Le questionnaire MSLQ présente 81 items auxquels les étudiant-e-s doivent répondre sur une échelle de Likert de 1 (pas du tout vrai pour moi) à 7 (très vrai pour moi). Les 81 questions peuvent être regroupées en deux catégories distinctes : 31 questions pour la catégorie motivationnelle, et 50 questions pour la catégorie des stratégies d’apprentissage, elle-même divisée en deux parties : les stratégies d’apprentissage cognitives et métacognitives, et les stratégies d’apprentissage liées aux gestions des ressources. Chaque catégorie est divisée en plusieurs sous-échelles afin de cibler les différentes composantes de la motivation et des stratégies d’apprentissage. Cela permet d’obtenir une compréhension détaillée et multidimensionnelle de ces processus complexes.
Tableau 2
Catégories du MSLQ avec les sous-échelles et le nombre d’items correspondant.

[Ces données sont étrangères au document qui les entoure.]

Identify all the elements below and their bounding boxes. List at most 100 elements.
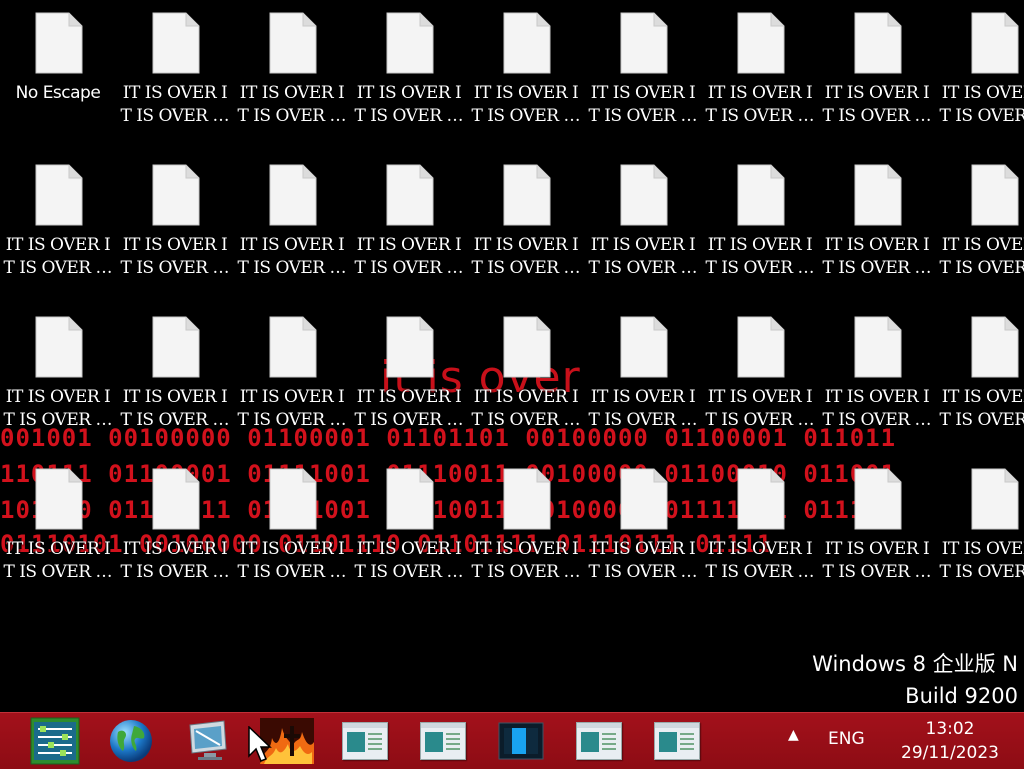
blank-file-icon [152,164,200,226]
blank-file-icon [620,316,668,378]
blank-file-icon [971,316,1019,378]
desktop-file-icon[interactable]: IT IS OVER IT IS OVER IT ... [704,12,816,152]
language-indicator[interactable]: ENG [828,729,865,749]
desktop-file-icon[interactable]: IT IS OVER IT IS OVER IT ... [119,316,231,456]
watermark-build: Build 9200 [905,684,1018,708]
desktop-icon-label: IT IS OVER IT IS OVER IT ... [588,387,698,430]
desktop-file-icon[interactable]: IT IS OVER IT IS OVER IT ... [236,316,348,456]
clock-time: 13:02 [925,719,975,739]
desktop-file-icon[interactable]: IT IS OVER IT IS OVER IT ... [470,12,582,152]
desktop-file-icon[interactable]: IT IS OVER IT IS OVER IT ... [938,12,1024,152]
desktop-icon-label: IT IS OVER IT IS OVER IT ... [822,387,932,430]
desktop-icon-label: IT IS OVER IT IS OVER IT ... [939,235,1024,278]
desktop: it is over 001001 00100000 01100001 0110… [0,0,1024,712]
window-icon[interactable] [644,717,710,765]
desktop-file-icon[interactable]: IT IS OVER IT IS OVER IT ... [821,316,933,456]
desktop-icon-label: IT IS OVER IT IS OVER IT ... [3,539,113,582]
desktop-file-icon[interactable]: IT IS OVER IT IS OVER IT ... [236,164,348,304]
desktop-file-icon[interactable]: IT IS OVER IT IS OVER IT ... [119,164,231,304]
desktop-file-icon[interactable]: IT IS OVER IT IS OVER IT ... [587,316,699,456]
blank-file-icon [269,468,317,530]
desktop-icon-label: No Escape [15,83,101,103]
window-icon[interactable] [410,717,476,765]
blank-file-icon [386,164,434,226]
desktop-file-icon[interactable]: IT IS OVER IT IS OVER IT ... [470,316,582,456]
blank-file-icon [35,164,83,226]
desktop-file-icon[interactable]: IT IS OVER IT IS OVER IT ... [821,12,933,152]
desktop-file-icon[interactable]: IT IS OVER IT IS OVER IT ... [587,468,699,608]
blank-file-icon [35,12,83,74]
desktop-icon-label: IT IS OVER IT IS OVER IT ... [822,539,932,582]
blank-file-icon [503,316,551,378]
desktop-icon-label: IT IS OVER IT IS OVER IT ... [3,235,113,278]
desktop-file-icon[interactable]: IT IS OVER IT IS OVER IT ... [236,468,348,608]
blank-file-icon [503,468,551,530]
desktop-file-icon[interactable]: IT IS OVER IT IS OVER IT ... [704,164,816,304]
watermark-edition: Windows 8 企业版 N [812,652,1018,676]
blank-file-icon [269,316,317,378]
desktop-icon-label: IT IS OVER IT IS OVER IT ... [705,387,815,430]
desktop-file-icon[interactable]: IT IS OVER IT IS OVER IT ... [587,164,699,304]
blank-file-icon [386,316,434,378]
clock-date: 29/11/2023 [901,743,999,763]
desktop-file-icon[interactable]: IT IS OVER IT IS OVER IT ... [2,468,114,608]
desktop-file-icon[interactable]: IT IS OVER IT IS OVER IT ... [353,468,465,608]
desktop-file-icon[interactable]: IT IS OVER IT IS OVER IT ... [119,468,231,608]
desktop-icon-label: IT IS OVER IT IS OVER IT ... [588,235,698,278]
display-settings-icon[interactable] [176,717,242,765]
blank-file-icon [503,164,551,226]
blank-file-icon [386,468,434,530]
blank-file-icon [971,12,1019,74]
windows-watermark: Windows 8 企业版 N Build 9200 [812,648,1018,712]
desktop-icon-label: IT IS OVER IT IS OVER IT ... [471,539,581,582]
desktop-icon-label: IT IS OVER IT IS OVER IT ... [354,235,464,278]
desktop-icon-label: IT IS OVER IT IS OVER IT ... [237,83,347,126]
desktop-icon-label: IT IS OVER IT IS OVER IT ... [705,235,815,278]
desktop-file-icon[interactable]: IT IS OVER IT IS OVER IT ... [704,468,816,608]
desktop-file-icon[interactable]: IT IS OVER IT IS OVER IT ... [470,468,582,608]
desktop-file-icon[interactable]: IT IS OVER IT IS OVER IT ... [704,316,816,456]
desktop-icon-label: IT IS OVER IT IS OVER IT ... [471,387,581,430]
desktop-file-icon[interactable]: IT IS OVER IT IS OVER IT ... [353,316,465,456]
desktop-file-icon[interactable]: IT IS OVER IT IS OVER IT ... [938,468,1024,608]
desktop-icon-label: IT IS OVER IT IS OVER IT ... [354,539,464,582]
taskbar: ▲ ENG 13:02 29/11/2023 [0,712,1024,769]
desktop-icon-label: IT IS OVER IT IS OVER IT ... [120,387,230,430]
desktop-icon-label: IT IS OVER IT IS OVER IT ... [237,387,347,430]
blank-file-icon [854,316,902,378]
desktop-file-icon[interactable]: IT IS OVER IT IS OVER IT ... [353,164,465,304]
desktop-file-icon[interactable]: IT IS OVER IT IS OVER IT ... [119,12,231,152]
desktop-file-icon[interactable]: No Escape [2,12,114,152]
blank-file-icon [620,12,668,74]
show-hidden-icons-chevron-icon[interactable]: ▲ [788,727,799,743]
blank-file-icon [737,12,785,74]
desktop-file-icon[interactable]: IT IS OVER IT IS OVER IT ... [821,164,933,304]
desktop-file-icon[interactable]: IT IS OVER IT IS OVER IT ... [938,316,1024,456]
blank-file-icon [854,468,902,530]
desktop-file-icon[interactable]: IT IS OVER IT IS OVER IT ... [938,164,1024,304]
blank-file-icon [971,468,1019,530]
desktop-file-icon[interactable]: IT IS OVER IT IS OVER IT ... [587,12,699,152]
desktop-icon-label: IT IS OVER IT IS OVER IT ... [822,83,932,126]
desktop-icon-label: IT IS OVER IT IS OVER IT ... [471,235,581,278]
desktop-icon-label: IT IS OVER IT IS OVER IT ... [120,83,230,126]
desktop-file-icon[interactable]: IT IS OVER IT IS OVER IT ... [821,468,933,608]
desktop-icon-label: IT IS OVER IT IS OVER IT ... [705,539,815,582]
desktop-file-icon[interactable]: IT IS OVER IT IS OVER IT ... [236,12,348,152]
desktop-file-icon[interactable]: IT IS OVER IT IS OVER IT ... [353,12,465,152]
desktop-file-icon[interactable]: IT IS OVER IT IS OVER IT ... [470,164,582,304]
network-app-icon[interactable] [22,717,88,765]
desktop-icon-label: IT IS OVER IT IS OVER IT ... [120,235,230,278]
blank-file-icon [620,468,668,530]
clock[interactable]: 13:02 29/11/2023 [884,717,1016,765]
window-icon[interactable] [566,717,632,765]
desktop-file-icon[interactable]: IT IS OVER IT IS OVER IT ... [2,164,114,304]
desktop-icon-label: IT IS OVER IT IS OVER IT ... [120,539,230,582]
blue-window-icon[interactable] [488,717,554,765]
blank-file-icon [152,12,200,74]
window-icon[interactable] [332,717,398,765]
desktop-file-icon[interactable]: IT IS OVER IT IS OVER IT ... [2,316,114,456]
globe-browser-icon[interactable] [98,717,164,765]
mouse-pointer-icon [248,726,272,762]
blank-file-icon [503,12,551,74]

Catégorie | Sous-échelle | Nombre d’items |
Motivation (31 items) | Buts intrinsèques | 4 |
Buts extrinsèques | 4 | |
Valeur de la tâche | 6 | |
Contrôle des croyances d’apprentissage | 4 | |
Auto-efficacité | 8 | |
Anxiété liée aux tests | 5 | |
Stratégies d’apprentissage cognitives et métacognitives (31 items) | Répétition | 4 |
Elaboration | 6 | |
Organisation | 4 | |
Pensée critique | 5 | |
Autorégulation métacognitive | 12 | |
Stratégies d’apprentissage liées aux gestions de ressources (19 items) | Gestion du temps et de l’environnement | 8 |
Régulation de l’effort | 4 | |
Apprentissage par les pairs | 3 | |
Recherche d’aide | 4 |
- Méthodologie
Le questionnaire a été attribué sous format papier aux deux participantes qui l’ont rempli chacune de leur côté pendant leur temps libre. Le questionnaire comportait des indications sur le but de l’étude, la confidentialité des données, les questions démographiques (âge, genre, faculté, niveau d’étude) et comment répondre sur l’échelle de Likert (de 1 à 7). Les participantes devaient répondre en s’imaginant étudier pour un cours spécifique. Comme ces dernières ne sont pas dans la même faculté, je leur ai demandé de penser à un cours difficile qu’elles suivaient au cours de ce semestre, en espérant faciliter la mise en situation d’apprentissage. Les 81 questions ont été randomisées afin d’éviter les potentiels biais liés à l’effet d’ordre ou de fatigue. Une fois le questionnaire rempli et récupéré, les résultats ont été reporté sur un fichier Excel. Il fallait faire attention à faire correspondre les réponses de mon questionnaire randomisé aux numéros des questions correspondantes dans le manuel de base développé par Pintrich et al. (1991). De plus, certaines réponses devaient être codées à l’envers : si la participante avait entouré le chiffre 1 sur l’échelle de Likert, il fallait coder comme un 7. Après avoir reporté correctement les réponses de mon questionnaire sur Excel, j’ai pu calculer les moyennes pour chaque participante dans chaque sous-échelle.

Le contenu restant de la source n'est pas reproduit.